Critique
de la raison pure -
Préface
de la seconde édition, E.
Kant
Classiques Hatier de
la philosophie
Troisième extrait (p. 26)
Je
ne peux donc pas même admettre Dieu, la liberté
et l’immortalité à l’appui du nécessaire
usage pratique de ma raison si je ne prive pas simultanément
la raison spéculative de sa prétention à accéder
à des vues exaltées, parce qu’elle doit, pour parvenir
à celles-ci, faire usage de certains principes ; or ces
principes, dans la mesure où ils ne valent, de fait, que pour
les objets d’une expérience possible, dès lors qu’ils
sont néanmoins appliqués à ce qui ne peut pas être
un objet de l’expérience, en font effectivement à chaque
fois un phénomène, déclarant ainsi l’impossibilité
de toute extension pratique de la raison pure. Dans ces conditions,
j’ai donc dû invalider le savoir, pour faire une place
à la croyance.
Interview
de Ole Hansen-Love
Question
1 : Quelles sont les notions du programme en jeu dans cet extrait ?
La
raison, derechef (la raison et le sensible dans la section intitulée
" Le savoir ") et certaines notions morales, comme
la liberté, la morale (la morale, le droit et la politique),
le devoir (le devoir et le bonheur) dans la section intitulée
" L’agir ".
Question
2 : Pourquoi Kant évoque-t-il " Dieu, la liberté,
l’immortalité " ?
Ces
trois notions ont un rapport étroit avec la moralité,
dont la métaphysique, en une de ses deux grandes parties, énonce
les principes fondamentaux.
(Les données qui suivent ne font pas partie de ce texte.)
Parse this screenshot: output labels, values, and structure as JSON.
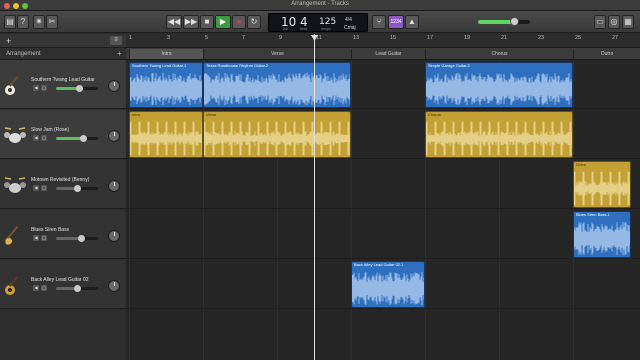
{
  "window": {
    "title": "Arrangement - Tracks"
  },
  "toolbar": {
    "lcd": {
      "bar": "10",
      "beat": "4",
      "bar_label": "bar",
      "beat_label": "beat",
      "tempo": "125",
      "tempo_label": "tempo",
      "sig": "4/4",
      "key": "Cmaj"
    },
    "count_in_label": "1234",
    "master_volume": 0.7
  },
  "arrangement_header": {
    "label": "Arrangement",
    "add": "+"
  },
  "ruler": {
    "bars": [
      "1",
      "3",
      "5",
      "7",
      "9",
      "11",
      "13",
      "15",
      "17",
      "19",
      "21",
      "23",
      "25",
      "27"
    ]
  },
  "sections": [
    {
      "label": "Intro"
    },
    {
      "label": "Verse"
    },
    {
      "label": "Lead Guitar"
    },
    {
      "label": "Chorus"
    },
    {
      "label": "Outro"
    }
  ],
  "tracks": [
    {
      "name": "Southern Twang Lead Guitar",
      "volume": 0.55
    },
    {
      "name": "Slow Jam (Rose)",
      "volume": 0.65
    },
    {
      "name": "Motown Revisited (Benny)",
      "volume": 0.5
    },
    {
      "name": "Blues Siren Bass",
      "volume": 0.6
    },
    {
      "name": "Back Alley Lead Guitar 02",
      "volume": 0.5
    }
  ],
  "regions": [
    {
      "label": "Southern Twang Lead Guitar.1"
    },
    {
      "label": "Texas Roadhouse Rhythm Guitar.2"
    },
    {
      "label": "Simple Garage Guitar.2"
    },
    {
      "label": "Intro"
    },
    {
      "label": "Verse"
    },
    {
      "label": "Chorus"
    },
    {
      "label": "Outro"
    },
    {
      "label": "Blues Siren Bass.1"
    },
    {
      "label": "Back Alley Lead Guitar 02.1"
    }
  ],
  "colors": {
    "audio": "#2f6fc0",
    "drummer": "#c3a033",
    "selection": "#3b7bd0"
  }
}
Il n’y a de devoir que si je suis
susceptible de faire une chose ou de ne pas la faire, c’est-à-dire
si je suis libre, et non contraint. Par ailleurs, la perfection
morale ne peut être atteinte que par un progrès à
l’infini, qui implique la supposition de l’immortalité
de mon âme. Enfin, seul Dieu est susceptible de produire ce plein
accord du bonheur et de la moralité, c’est-à-dire le souverain
bien auquel l’homme aspire par la totalité de sa nature, sensible
et intelligible.
Question
3 : Pouvez-vous donner un exemple de principe qui ne vaille " que
pour les objets d’une expérience possible " ?
Ce
sont, par exemple, les principes de la sensibilité, qui nous
permettent d’intuitionner des objets, à savoir l’espace et le
temps, ou les principes de l’entendement, comme la causalité.
Ces principes ne sont pas applicables à des choses qui ne peuvent
être objets de l’expérience. Une telle application constitue
un usage illégitime de notre pouvoir de connaître.
Question
4 : Pourquoi l’usage que ferait la raison spéculative de
certains principes, en les appliquant à ce qui ne peut pas être
objet d’expérience, rendrait-il impossible " toute
extension pratique de la raison pure " ?
Il
y a un usage spéculatif de la raison, mais il y en a aussi un
usage pratique. Le premier détermine ce qui est, le second ce
qui doit être (voir le deuxième extrait, question 2). Tout
ce qui est connu appartient à l’ordre des phénomènes
et est nécessaire. En établissant les limites de la connaissance,
Kant soustrait à son domaine le champ de la pratique, dont le
principe est la liberté et non la nécessité. L’âme
n’est pas un phénomène, mais une chose en soi ; nous
ne pouvons pas la connaître, mais nous pouvons la penser comme
libre, puisque soustraite au déterminisme de la connaissance.
Si la connaissance s’étendait aussi à ce qui ne peut être
donné dans l’expérience, il n’y aurait pas de place pour
un usage pratique de la raison. Le point de vue de la connaissance et
celui de la pratique sont distincts.